Monday, Mar. 21, 1949
The Education of Clendenin
Behind the pink, tubby fac,ade of rich Clendenin John Ryan, the soul of the selfless public servant throbbed. Unlike many another son of privilege, he did not collect show girls; he devoted himself to business and the sober pursuit of turning rascals out of government.
His credentials were irreproachable: he was Princeton '28, Republican, a grandson of Financier Thomas Fortune Ryan. With other moneyed political innocents (and some toughened professionals), he plunged eagerly into the Fusion movement which made Fiorello La Guardia mayor of New York in 1934. The Little Flower made him his secretary, later gave him a couple of city posts, until the two reformers had a falling out in 1940.
Noisy & Hopeful. Not until two months ago did Clen Ryan return to New York politics. This time his entry was noisy and his ambitions were high; he might even be a mayor-maker again.
Ryan dumped $500,000 into something he called the National Foundation for Good Government. It would scotch corruption not only in New York but elsewhere. He railed at Governor Tom Dewey for not investigating Mayor Bill O'Dwyer's administration. He trotted down to City Hall with ten questions for O'Dwyer. Their substance: Is Slot Machine Tycoon Frankie Costello the real boss of New York City?
Bill O'Dwyer contemptuously snorted "crackpot." Ryan was undismayed. He chirped back: "A question a day might keep Costello away." The next morning, resplendent in pearl-grey Homburg, Ryan was back at City Hall. This time he nailed to the front door of the Hall photostats of some old (and generally discredited) grand jury charges that O'Dwyer had been grossly lax as district attorney of Brooklyn. Ryan happily held every pose the photographers yelled for, withdrew the nail, and went away.
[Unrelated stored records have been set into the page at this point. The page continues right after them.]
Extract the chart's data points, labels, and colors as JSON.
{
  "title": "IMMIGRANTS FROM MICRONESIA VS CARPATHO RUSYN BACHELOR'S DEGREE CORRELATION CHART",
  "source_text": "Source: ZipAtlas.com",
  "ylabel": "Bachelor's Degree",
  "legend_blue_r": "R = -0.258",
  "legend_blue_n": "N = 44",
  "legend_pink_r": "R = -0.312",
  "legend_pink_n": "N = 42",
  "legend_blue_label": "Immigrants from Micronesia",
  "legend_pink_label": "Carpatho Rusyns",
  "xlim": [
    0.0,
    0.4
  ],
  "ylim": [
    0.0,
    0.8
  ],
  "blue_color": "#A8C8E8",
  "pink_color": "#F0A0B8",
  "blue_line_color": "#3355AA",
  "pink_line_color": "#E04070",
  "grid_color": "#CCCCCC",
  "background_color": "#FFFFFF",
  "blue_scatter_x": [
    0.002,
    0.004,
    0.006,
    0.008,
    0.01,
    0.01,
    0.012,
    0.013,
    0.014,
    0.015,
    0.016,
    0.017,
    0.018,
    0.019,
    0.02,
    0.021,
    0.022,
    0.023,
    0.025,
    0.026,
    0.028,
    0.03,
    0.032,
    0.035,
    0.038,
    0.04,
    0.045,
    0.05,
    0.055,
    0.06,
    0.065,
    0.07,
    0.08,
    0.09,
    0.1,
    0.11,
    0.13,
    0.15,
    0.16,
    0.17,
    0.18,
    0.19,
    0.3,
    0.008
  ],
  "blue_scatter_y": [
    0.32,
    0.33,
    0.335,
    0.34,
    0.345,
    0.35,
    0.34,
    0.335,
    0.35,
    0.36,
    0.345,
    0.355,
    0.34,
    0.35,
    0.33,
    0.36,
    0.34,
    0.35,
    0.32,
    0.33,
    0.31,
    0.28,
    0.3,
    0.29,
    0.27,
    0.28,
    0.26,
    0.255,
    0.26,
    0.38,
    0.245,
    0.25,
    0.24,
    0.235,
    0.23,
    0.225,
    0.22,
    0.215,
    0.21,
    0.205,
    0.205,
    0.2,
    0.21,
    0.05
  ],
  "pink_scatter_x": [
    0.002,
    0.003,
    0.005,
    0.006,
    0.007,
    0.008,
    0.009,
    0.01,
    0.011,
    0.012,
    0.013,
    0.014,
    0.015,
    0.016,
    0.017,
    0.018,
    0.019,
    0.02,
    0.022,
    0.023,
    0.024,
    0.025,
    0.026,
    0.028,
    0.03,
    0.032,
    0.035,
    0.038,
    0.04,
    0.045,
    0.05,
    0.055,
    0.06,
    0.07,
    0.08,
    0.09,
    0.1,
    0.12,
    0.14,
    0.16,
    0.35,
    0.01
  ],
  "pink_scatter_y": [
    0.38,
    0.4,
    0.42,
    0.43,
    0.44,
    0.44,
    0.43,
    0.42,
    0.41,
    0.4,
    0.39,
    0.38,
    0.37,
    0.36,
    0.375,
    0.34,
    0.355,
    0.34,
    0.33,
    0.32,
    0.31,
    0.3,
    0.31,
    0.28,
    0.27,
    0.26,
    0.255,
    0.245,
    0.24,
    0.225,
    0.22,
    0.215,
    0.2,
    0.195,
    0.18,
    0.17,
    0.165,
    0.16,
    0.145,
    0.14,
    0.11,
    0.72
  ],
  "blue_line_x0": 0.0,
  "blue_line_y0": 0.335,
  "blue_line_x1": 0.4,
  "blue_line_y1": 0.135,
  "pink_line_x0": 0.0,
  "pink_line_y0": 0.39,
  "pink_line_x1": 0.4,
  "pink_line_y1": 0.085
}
The Wild Plot. Then the pros--Bill O'Dwyer and Tammany Hall--looked Clen up & down without great passion, spit on their hands and went to work. Before they were even half through they had made Clen Ryan look bad. In the dead of night Bill O'Dwyer summoned newsmen to City Hall, himself broke the wildest wiretapping story to hit the town since Justice Aurelio was overheard thanking Frankie Costello for his nomination (TIME, Feb. 7).
A jaunty, 6 ft. ex-city detective and wiretapping expert named Kenneth Ryan (no kin to Clen) had been picked up. The mayor himself had broken him down in his City Hall office; $10,000 worth of telephone and tapping equipment had been found in the detective's Yonkers home. A plot was afoot, said O'Dwyer, to listen in on the telephones of several score of city officials (including his) and some big wheels in the Midwest. A prominent someone had given Ryan $100,000 to do it.
At 7 that morning, after long questioning, Tapper Ryan asked permission to use a ladies' washroom near the mayor's office. Leaving his hat and coat on a chair, the tap expert beat it out a back window of City Hall and got clean away. While the cops bayed after him, Mayor O'Dwyer brought in the "someone" named by Tapper Ryan. This turned out to be a lawyer and private eye named John Broady, who, as it happens, works for none other than do-gooder Clendenin John Ryan and years before had gathered evidence for Ryan's annulment from the Countess Marie Anne Wurmbrand-Stuppach.
This week Bill O'Dwyer and the rest of the pros handed the case over to the grand jury. Tapper Ryan, who surrendered after 48 hours, was indicted. Rich Man Ryan was questioned by the grand jury. Nobody had actually accused the chubby amateur of anything. They had just roughed him up some. New York City will elect a mayor this November and Tammany, it appeared, was bent on wising up simon-pures like Clen Ryan.